The progression of gambling addiction from problem gambling to worse levels may be classified into three phases.

The first phase is called the winning phase. This occurs when the gambler strikes a windfall or a series of jackpots that leave them feeling invincible. After this experience, they begin to gamble with an excessive and irrational level of optimism, believing that the first taste of victory was just first of many. At this stage, gamblers express their excitement over their newfound luck, and usually increase the amount of money they are willing to gamble.

Second is the losing phase. In this phase, gamblers begin to reminisce and recount to others their many previous victories even while they are experiencing a losing streak. After a while, they are unable to see gambling as a social activity and begin to gamble alone. Their time alone—whether gambling or not—is spent thinking about gambling, strategies that may be used in future bets, and where they will be able to get more money to gamble again. At this stage they may begin lying to friends and family about where they spend their time and money, and prodding from others to reveal such details causes them to feel irritable and paranoid. It is possible that illegal or legal means of acquiring money for gambling may have caused excessive debts and financial losses to the gambler and his family during this losing phase.

Interestingly, the gambler will still approach gambling with some degree of optimism, believing that by continually gambling he or she will be able to win back the amount of money already lost in previous bets. The difference, however, is that this optimism is now characterized by desperation as they chase their losses with the belief, against odds, that a windfall that will make up for all their losses is underway.

The third and last phase is the desperation phase.

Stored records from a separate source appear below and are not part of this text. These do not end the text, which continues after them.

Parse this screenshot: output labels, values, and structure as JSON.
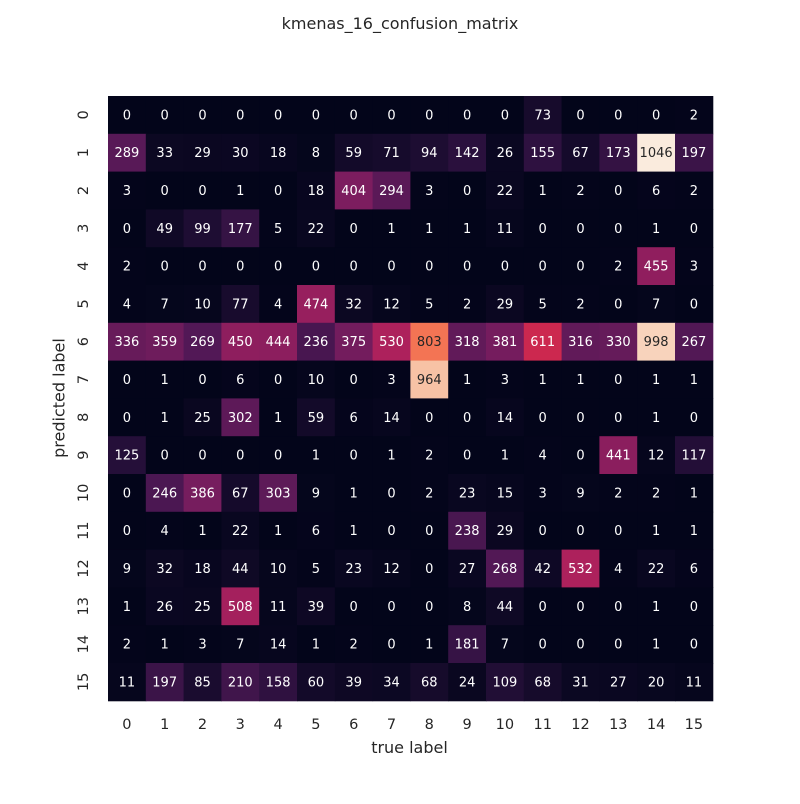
{
  "chart_data": {
    "type": "heatmap",
    "title": "kmenas_16_confusion_matrix",
    "xlabel": "true label",
    "ylabel": "predicted label",
    "x_categories": [
      "0",
      "1",
      "2",
      "3",
      "4",
      "5",
      "6",
      "7",
      "8",
      "9",
      "10",
      "11",
      "12",
      "13",
      "14",
      "15"
    ],
    "y_categories": [
      "0",
      "1",
      "2",
      "3",
      "4",
      "5",
      "6",
      "7",
      "8",
      "9",
      "10",
      "11",
      "12",
      "13",
      "14",
      "15"
    ],
    "colormap": "rocket",
    "color_range": [
      0,
      1046
    ],
    "colorbar": false,
    "grid": false,
    "values": [
      [
        0,
        0,
        0,
        0,
        0,
        0,
        0,
        0,
        0,
        0,
        0,
        73,
        0,
        0,
        0,
        2
      ],
      [
        289,
        33,
        29,
        30,
        18,
        8,
        59,
        71,
        94,
        142,
        26,
        155,
        67,
        173,
        1046,
        197
      ],
      [
        3,
        0,
        0,
        1,
        0,
        18,
        404,
        294,
        3,
        0,
        22,
        1,
        2,
        0,
        6,
        2
      ],
      [
        0,
        49,
        99,
        177,
        5,
        22,
        0,
        1,
        1,
        1,
        11,
        0,
        0,
        0,
        1,
        0
      ],
      [
        2,
        0,
        0,
        0,
        0,
        0,
        0,
        0,
        0,
        0,
        0,
        0,
        0,
        2,
        455,
        3
      ],
      [
        4,
        7,
        10,
        77,
        4,
        474,
        32,
        12,
        5,
        2,
        29,
        5,
        2,
        0,
        7,
        0
      ],
      [
        336,
        359,
        269,
        450,
        444,
        236,
        375,
        530,
        803,
        318,
        381,
        611,
        316,
        330,
        998,
        267
      ],
      [
        0,
        1,
        0,
        6,
        0,
        10,
        0,
        3,
        964,
        1,
        3,
        1,
        1,
        0,
        1,
        1
      ],
      [
        0,
        1,
        25,
        302,
        1,
        59,
        6,
        14,
        0,
        0,
        14,
        0,
        0,
        0,
        1,
        0
      ],
      [
        125,
        0,
        0,
        0,
        0,
        1,
        0,
        1,
        2,
        0,
        1,
        4,
        0,
        441,
        12,
        117
      ],
      [
        0,
        246,
        386,
        67,
        303,
        9,
        1,
        0,
        2,
        23,
        15,
        3,
        9,
        2,
        2,
        1
      ],
      [
        0,
        4,
        1,
        22,
        1,
        6,
        1,
        0,
        0,
        238,
        29,
        0,
        0,
        0,
        1,
        1
      ],
      [
        9,
        32,
        18,
        44,
        10,
        5,
        23,
        12,
        0,
        27,
        268,
        42,
        532,
        4,
        22,
        6
      ],
      [
        1,
        26,
        25,
        508,
        11,
        39,
        0,
        0,
        0,
        8,
        44,
        0,
        0,
        0,
        1,
        0
      ],
      [
        2,
        1,
        3,
        7,
        14,
        1,
        2,
        0,
        1,
        181,
        7,
        0,
        0,
        0,
        1,
        0
      ],
      [
        11,
        197,
        85,
        210,
        158,
        60,
        39,
        34,
        68,
        24,
        109,
        68,
        31,
        27,
        20,
        11
      ]
    ]
  }
}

It is in this phase that the gambler may be seen as crossing over from problem gambling to more serious levels of gambling addiction. In this stage, the gambler spends nearly all his time gambling or preoccupied by the thought of it, and may begin to feel remorse for which he blames his family, friends, and social circles. At this point, the gambler may have considered or already has succumbed to illegal activities in order to finance the addiction.

Other social indicators of this desperation phase include the gambler facing the possibilities of financial bankruptcy, arrests, and divorce. As an individual, he or she may experience an extreme feeling of hopelessness and, as a result of this desperation entertain thoughts of suicide.